Munby’s recommendations for handling DoLS cases

Topics covered: Ridouts professional advice

In the recent judgment, Re X and others (Deprivation of Liberty) [2014] EWCOP 25, the president of the Court of Protection Sir James Munby, set out a broad framework for handling deprivation of liberty cases compliant with the European Convention on Human Rights.

Munby claimed that a new system would help the court deal with the ‘significant increase’ in cases which are expected following the Cheshire West Supreme Court ruling. Munby said that although it was not yet clear how many more deprivation of liberty cases there would be, a standardised ‘streamlined’ process was needed to deal with them. He also said that he wanted a system where some cases could be decided “without an oral hearing”.

Speaking about the judgment, Roger Hargreaves the DoLS lead at the Mental Health Alliance, said: “This is only a preliminary judgement, without reasoning or any reference to the submissions made by the 22 lawyers who appeared at the hearing, nor does it deal with the issue of urgent applications for Deprivation of liberty safeguards which local authorities can’t process within the time limits. Whether or not they comply with the minimum requirements of Article 5 or other ECHR Articles, the relevant question is whether these “streamlined” procedures will in practice deliver for people in supported living at least the same level of safeguards as are available to people in care homes or hospitals who are eligible for DoLS. The clear answer to that is no, for four reasons.”

The four reasons set out by Roger Hargreaves were as follows: “First of all, there is no equivalent of the relevant person’s representative or right to the support of an IMCA, and therefore no-one to protect the interests of someone who is not themself able to clearly express an objection or a wish to challenge the application. Whether or not such a wish becomes known to the judge will therefore depend entirely on the diligence and good faith of the local authority making the application. Secondly, there may be a very low level of medical input.
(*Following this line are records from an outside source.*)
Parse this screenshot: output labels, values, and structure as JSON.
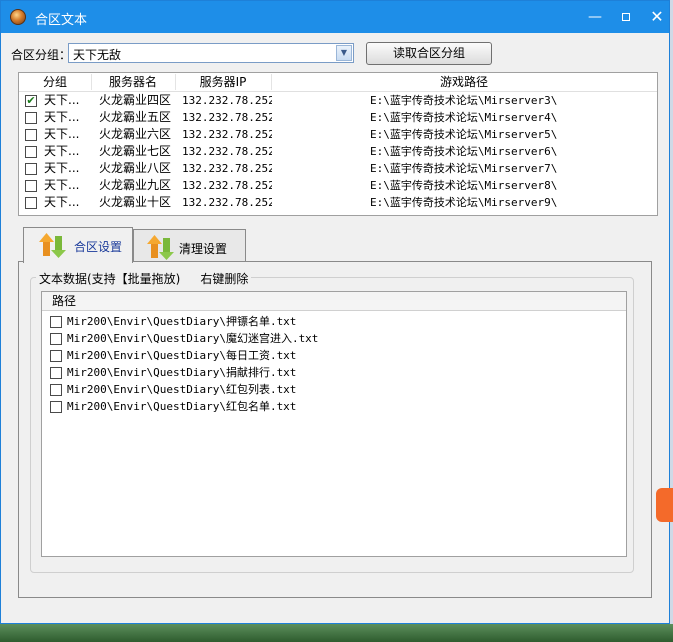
{
  "window": {
    "title": "合区文本"
  },
  "group_select": {
    "label": "合区分组：",
    "value": "天下无敌"
  },
  "read_button": {
    "label": "读取合区分组"
  },
  "server_list": {
    "columns": [
      "分组",
      "服务器名",
      "服务器IP",
      "游戏路径"
    ],
    "rows": [
      {
        "checked": true,
        "group": "天下...",
        "name": "火龙霸业四区",
        "ip": "132.232.78.252",
        "path": "E:\\蓝宇传奇技术论坛\\Mirserver3\\"
      },
      {
        "checked": false,
        "group": "天下...",
        "name": "火龙霸业五区",
        "ip": "132.232.78.252",
        "path": "E:\\蓝宇传奇技术论坛\\Mirserver4\\"
      },
      {
        "checked": false,
        "group": "天下...",
        "name": "火龙霸业六区",
        "ip": "132.232.78.252",
        "path": "E:\\蓝宇传奇技术论坛\\Mirserver5\\"
      },
      {
        "checked": false,
        "group": "天下...",
        "name": "火龙霸业七区",
        "ip": "132.232.78.252",
        "path": "E:\\蓝宇传奇技术论坛\\Mirserver6\\"
      },
      {
        "checked": false,
        "group": "天下...",
        "name": "火龙霸业八区",
        "ip": "132.232.78.252",
        "path": "E:\\蓝宇传奇技术论坛\\Mirserver7\\"
      },
      {
        "checked": false,
        "group": "天下...",
        "name": "火龙霸业九区",
        "ip": "132.232.78.252",
        "path": "E:\\蓝宇传奇技术论坛\\Mirserver8\\"
      },
      {
        "checked": false,
        "group": "天下...",
        "name": "火龙霸业十区",
        "ip": "132.232.78.252",
        "path": "E:\\蓝宇传奇技术论坛\\Mirserver9\\"
      }
    ]
  },
  "tabs": [
    {
      "label": "合区设置",
      "active": true
    },
    {
      "label": "清理设置",
      "active": false
    }
  ],
  "text_data": {
    "title": "文本数据(支持【批量拖放)",
    "hint": "右键删除",
    "column": "路径",
    "files": [
      "Mir200\\Envir\\QuestDiary\\押镖名单.txt",
      "Mir200\\Envir\\QuestDiary\\魔幻迷宫进入.txt",
      "Mir200\\Envir\\QuestDiary\\每日工资.txt",
      "Mir200\\Envir\\QuestDiary\\捐献排行.txt",
      "Mir200\\Envir\\QuestDiary\\红包列表.txt",
      "Mir200\\Envir\\QuestDiary\\红包名单.txt"
    ]
  }
}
It appears that all the medical evidence, including evidence of incapacity, could come from the GP, where the DoLS procedure requires the medical assessor to have psychiatric experience and additional training”.

Mr Hargreaves’ third reason was, “…there is no provision for an independent best-interests assessment from a qualified assessor, which is the crucial safeguard in DoLS. If they aren’t represented, the only view of the person’s best interests which the judge will hear will be that of the local authority.”

He said: “Fourthly, it is likely that most cases will be reviewed no more than annually. At least until the Cheshire West judgement, it was common practice for BIAs to make very short authorisations in order to ensure an early review and to apply pressure for changes in care arrangements to be made, and this has been one of the most valuable aspects of DoLS. The effect of this will be that in those cases dealt with on paper only with the person unrepresented, which are likely to be the vast majority, all the evidence before the judge will be from the local authority, and unless that authority is very scrupulous in determining and reporting the person’s own views and wishes and those of their family, or in identifying potential flaws in its own argument and possible alternative course of action, even an experienced judge would be unable to do more than rubber stamp its application.”